At the California meeting last fall, Marks, the FDA official, said high-income countries could have a “convergence of regulatory approach” for gene therapies for rare diseases. The theory is that if several countries have similar regulations, it would create a larger and more accessible market for pharmaceutical companies.
Dana Goldman, dean and co-director of the Schaeffer Center for Health Policy & Economics at the University of Southern California, has another idea to make gene therapy more financially viable.
Insurance companies have sometimes balked at paying for gene therapy, which is typically given in one treatment. Goldman proposes that insurers be allowed to pay for it over time rather than in one lump sum.
“We’ve solved the high cost of buying a home with home mortgages, not by policies that lower home prices. We should do something similar for drugs, particularly those that cure diseases, which are likely to have up-front costs in the hundreds or thousands, if not millions, of dollars,” Goldman and his co-author Anupam Jena wrote in Stat in 2017.
In an email to CNN, David Allen, a spokesperson for America’s Health Insurance Plans, an association of health coverage providers, said this and other approaches “are being explored,” but that it “cannot be carte blanche for drug manufacturers to charge nearly-unlimited prices for their drugs, particularly for emerging therapies with limited evidence of long-term safety and efficacy.” When asked if insurance companies have sometimes refused to pay for gene therapy, Allen wrote that insurance providers “have chief medical officers who lead clinical teams. These teams have expertise in reviewing the best available evidence pertaining to new and emerging treatments and making coverage decisions.”
“As our society faces emerging treatments that are very high cost and potentially curative, stakeholders will need to explore innovative approaches to financing the treatments that are proven effective,” he added.
While drug companies, insurance plans and regulators figure out the best way to get gene therapy to patients, Shayla and Stephen Sulack are just happy that finally, their daughter will be getting her treatment soon.

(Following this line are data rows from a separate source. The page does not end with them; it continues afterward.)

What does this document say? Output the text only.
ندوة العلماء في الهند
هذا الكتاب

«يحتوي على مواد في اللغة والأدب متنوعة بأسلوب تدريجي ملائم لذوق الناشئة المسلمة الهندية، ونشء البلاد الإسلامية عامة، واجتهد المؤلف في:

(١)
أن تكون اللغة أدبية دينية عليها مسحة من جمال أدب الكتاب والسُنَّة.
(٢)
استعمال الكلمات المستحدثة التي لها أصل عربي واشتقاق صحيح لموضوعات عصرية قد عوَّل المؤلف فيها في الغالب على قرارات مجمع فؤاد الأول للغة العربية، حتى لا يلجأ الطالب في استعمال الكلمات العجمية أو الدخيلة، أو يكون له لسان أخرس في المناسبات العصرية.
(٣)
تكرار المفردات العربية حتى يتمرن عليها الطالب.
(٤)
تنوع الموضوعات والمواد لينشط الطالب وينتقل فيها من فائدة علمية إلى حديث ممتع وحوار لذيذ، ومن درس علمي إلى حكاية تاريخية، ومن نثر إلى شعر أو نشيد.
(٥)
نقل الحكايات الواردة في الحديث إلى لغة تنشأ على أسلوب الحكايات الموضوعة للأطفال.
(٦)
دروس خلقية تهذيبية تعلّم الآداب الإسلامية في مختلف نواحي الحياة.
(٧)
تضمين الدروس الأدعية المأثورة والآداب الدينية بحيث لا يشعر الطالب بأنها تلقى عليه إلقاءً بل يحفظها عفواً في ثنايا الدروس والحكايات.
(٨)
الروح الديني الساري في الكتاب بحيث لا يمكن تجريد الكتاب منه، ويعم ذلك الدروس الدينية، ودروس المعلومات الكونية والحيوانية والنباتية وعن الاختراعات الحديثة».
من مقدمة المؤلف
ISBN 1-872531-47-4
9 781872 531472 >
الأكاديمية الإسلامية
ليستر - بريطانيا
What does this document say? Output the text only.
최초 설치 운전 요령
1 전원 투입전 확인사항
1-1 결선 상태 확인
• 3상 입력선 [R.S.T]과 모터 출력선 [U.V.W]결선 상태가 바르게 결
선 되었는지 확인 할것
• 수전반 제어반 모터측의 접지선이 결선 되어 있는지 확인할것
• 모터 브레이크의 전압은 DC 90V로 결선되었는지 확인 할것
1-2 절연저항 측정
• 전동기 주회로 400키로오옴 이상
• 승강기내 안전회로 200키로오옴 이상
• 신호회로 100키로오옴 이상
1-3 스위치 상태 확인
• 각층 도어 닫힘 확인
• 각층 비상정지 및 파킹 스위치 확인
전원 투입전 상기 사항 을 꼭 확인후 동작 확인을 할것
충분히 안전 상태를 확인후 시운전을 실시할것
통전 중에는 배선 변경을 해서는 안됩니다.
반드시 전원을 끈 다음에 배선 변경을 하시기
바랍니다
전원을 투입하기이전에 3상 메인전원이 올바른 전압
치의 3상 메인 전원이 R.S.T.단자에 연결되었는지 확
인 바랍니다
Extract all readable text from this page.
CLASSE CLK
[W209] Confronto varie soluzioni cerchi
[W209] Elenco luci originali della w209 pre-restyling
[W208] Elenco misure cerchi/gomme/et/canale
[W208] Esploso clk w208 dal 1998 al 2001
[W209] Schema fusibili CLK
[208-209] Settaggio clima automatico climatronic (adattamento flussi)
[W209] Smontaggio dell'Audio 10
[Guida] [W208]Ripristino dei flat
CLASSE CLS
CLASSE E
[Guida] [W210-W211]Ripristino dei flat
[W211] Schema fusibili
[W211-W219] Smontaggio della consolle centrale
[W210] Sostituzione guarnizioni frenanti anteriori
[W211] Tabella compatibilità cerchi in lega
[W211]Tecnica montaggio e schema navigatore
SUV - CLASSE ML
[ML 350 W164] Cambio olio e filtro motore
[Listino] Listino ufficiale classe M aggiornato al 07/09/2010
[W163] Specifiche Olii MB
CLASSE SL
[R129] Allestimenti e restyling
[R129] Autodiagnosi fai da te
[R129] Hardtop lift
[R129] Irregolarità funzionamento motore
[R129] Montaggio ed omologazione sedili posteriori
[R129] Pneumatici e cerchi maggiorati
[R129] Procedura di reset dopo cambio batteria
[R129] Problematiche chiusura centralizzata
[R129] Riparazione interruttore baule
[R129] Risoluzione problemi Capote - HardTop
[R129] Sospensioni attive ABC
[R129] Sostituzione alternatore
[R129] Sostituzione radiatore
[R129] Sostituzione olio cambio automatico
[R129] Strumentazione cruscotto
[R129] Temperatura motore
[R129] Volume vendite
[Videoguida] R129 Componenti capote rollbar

Shayla says Seersha understands that the treatment can help her, and last Christmas, she asked Santa for a unicorn suitcase to pack up her clothes and toys for her stay at the hospital.
“She’s like, ‘I’m ready. Let’s do this. Let’s go,’ ” Shayla said. “She’s like, ‘I want to play softball. I want to play baseball. I want to do jujitsu’ [because now] she can’t do any of those things.”
If all goes as expected, once Seersha recovers from the gene therapy, she’ll be able to stop taking the enzyme shots and getting infusions of immunoglobulin – between the two, around seven needles every month.
As for Shayla, she says in some ways she’s “terrified” for the upcoming treatment, since her daughter will have to get chemotherapy and spend weeks in the hospital, but she’s also excited.
“She’s missed so many things – she wants to go to a Dodgers game, and Daddy has taken her brother and sister and she sat on the couch and watched it on TV and tried to see if she could see them,” Shayla said. “I don’t like the word ‘normal’, but I’m ready to have something normal for her.”